On May 29, 2026, security researcher Taylor Hornby of Shielded Labs uncovered a critical vulnerability in Zcash’s Orchard shielded pool using a custom audit agent powered by Anthropic’s Claude Opus 4.8. The flaw allowed a malicious prover to double-spend shielded notes by producing different nullifiers for the same note, effectively inflating ZEC within the pool without leaving any on-chain trace. The bug had existed since Orchard went live in May 2022, giving a potential exposure window of roughly four years. Once disclosed, it triggered an emergency response across the Zcash ecosystem and a sudden sell-off that crashed ZEC’s price by about 60%, wiping out over $4 billion in market capitalization.

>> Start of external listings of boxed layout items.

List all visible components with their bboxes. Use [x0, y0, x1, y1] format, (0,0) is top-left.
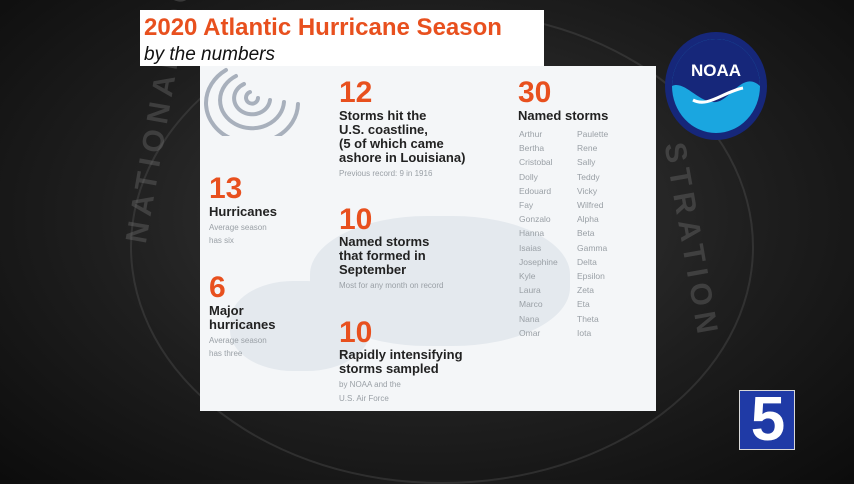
named-storms-label: Named storms	[518, 108, 609, 123]
us-landfalls-line-1: Storms hit the	[339, 108, 427, 123]
hurricanes-label: Hurricanes	[209, 204, 277, 219]
storm-name: Teddy	[577, 171, 600, 182]
noaa-logo-label: NOAA	[691, 61, 741, 80]
storm-name: Edouard	[519, 185, 552, 196]
september-storms-line-3: September	[339, 262, 407, 277]
storm-name: Vicky	[577, 185, 598, 196]
storm-name: Beta	[577, 228, 595, 239]
storm-name: Josephine	[519, 256, 558, 267]
channel-number: 5	[750, 385, 786, 454]
september-storms-line-1: Named storms	[339, 234, 430, 249]
september-storms-note: Most for any month on record	[339, 281, 444, 290]
us-landfalls-note: Previous record: 9 in 1916	[339, 169, 433, 178]
stats-card: 12 Storms hit the U.S. coastline, (5 of …	[200, 66, 656, 411]
named-storms-number: 30	[518, 76, 552, 109]
storm-name: Bertha	[519, 143, 545, 154]
storm-name: Omar	[519, 327, 541, 338]
graphic-title: 2020 Atlantic Hurricane Season	[144, 14, 502, 41]
storm-name: Iota	[577, 327, 592, 338]
storm-name: Zeta	[577, 285, 595, 296]
storm-name: Wilfred	[577, 200, 604, 210]
rapid-intensifying-note-1: by NOAA and the	[339, 380, 401, 389]
hurricanes-note-2: has six	[209, 236, 234, 245]
storm-name: Rene	[577, 143, 598, 154]
storm-name: Nana	[519, 313, 540, 324]
us-landfalls-line-2: U.S. coastline,	[339, 122, 428, 137]
us-landfalls-line-3: (5 of which came	[339, 136, 444, 151]
storm-name: Theta	[577, 313, 599, 324]
storm-name: Dolly	[519, 171, 538, 182]
rapid-intensifying-note-2: U.S. Air Force	[339, 394, 389, 403]
storm-name: Delta	[577, 256, 597, 267]
storm-name: Arthur	[519, 129, 543, 139]
rapid-intensifying-line-2: storms sampled	[339, 361, 439, 376]
storm-name: Fay	[519, 200, 534, 210]
storm-name: Eta	[577, 299, 590, 310]
storm-name: Alpha	[577, 214, 599, 225]
storm-name: Gamma	[577, 242, 608, 253]
storm-name: Gonzalo	[519, 214, 551, 225]
us-landfalls-line-4: ashore in Louisiana)	[339, 150, 466, 165]
major-hurricanes-note-1: Average season	[209, 336, 267, 345]
storm-name: Paulette	[577, 129, 609, 139]
graphic-title-banner: 2020 Atlantic Hurricane Season by the nu…	[140, 10, 544, 66]
storm-name: Kyle	[519, 271, 536, 281]
us-landfalls-number: 12	[339, 76, 373, 109]
channel-5-logo: 5	[739, 385, 795, 454]
storm-name: Isaias	[519, 242, 542, 253]
rapid-intensifying-line-1: Rapidly intensifying	[339, 347, 463, 362]
noaa-logo: NOAA	[665, 32, 767, 140]
storm-name: Hanna	[519, 228, 545, 239]
storm-name: Epsilon	[577, 271, 605, 281]
september-storms-line-2: that formed in	[339, 248, 426, 263]
mexico-map-shape	[230, 281, 370, 371]
hurricane-swirl-icon	[204, 68, 300, 136]
major-hurricanes-note-2: has three	[209, 349, 243, 358]
september-storms-number: 10	[339, 203, 373, 236]
storm-name: Sally	[577, 157, 596, 168]
hurricanes-note-1: Average season	[209, 223, 267, 232]
hurricanes-number: 13	[209, 172, 243, 205]
major-hurricanes-line-2: hurricanes	[209, 317, 276, 332]
storm-name: Marco	[519, 299, 543, 310]
rapid-intensifying-number: 10	[339, 316, 373, 349]
major-hurricanes-number: 6	[209, 271, 226, 304]
graphic-subtitle: by the numbers	[144, 44, 275, 65]
storm-name: Cristobal	[519, 157, 553, 168]
major-hurricanes-line-1: Major	[209, 303, 244, 318]
storm-name: Laura	[519, 285, 541, 296]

Hornby’s agent framework, called “zcash-full-stack-auditor,” was pointed at the halo2 implementation and the Orchard circuit, searching for soundness and zero-knowledge issues. Around 6 p.m. on May 29, one audit agent flagged the double-spend vulnerability. Hornby then used Claude to build proof-of-concept code against a similar circuit before testing the exploit on Zcash’s local regtest environment. The regtest test doubled the value of an Orchard note until the wallet balance exceeded 10 million ZEC – proving the exploit would have worked on mainnet. The full PoC took about six hours with Claude Code’s assistance. The vulnerability was patched shortly after discovery, but the incident highlighted how frontier AI models can drastically reduce the time needed to investigate highly complex blockchain code.
Just days later, Anthropic publicly released Claude Fable 5, its latest Mythos-class AI model. Fable 5 is the first to top 90% on the company’s internal benchmark for long analytical tasks and set state-of-the-art marks in software engineering, complex reasoning, and code analysis. While the model promises to supercharge security audits, experts warn that it could also lower the barrier for malicious actors to find vulnerabilities in smart contracts and other DeFi infrastructure. The Zcash discovery serves as a stark real-world example of how capable such tools already are, and the arrival of an even more powerful public model raises fresh concerns about the dual-use nature of AI in crypto security.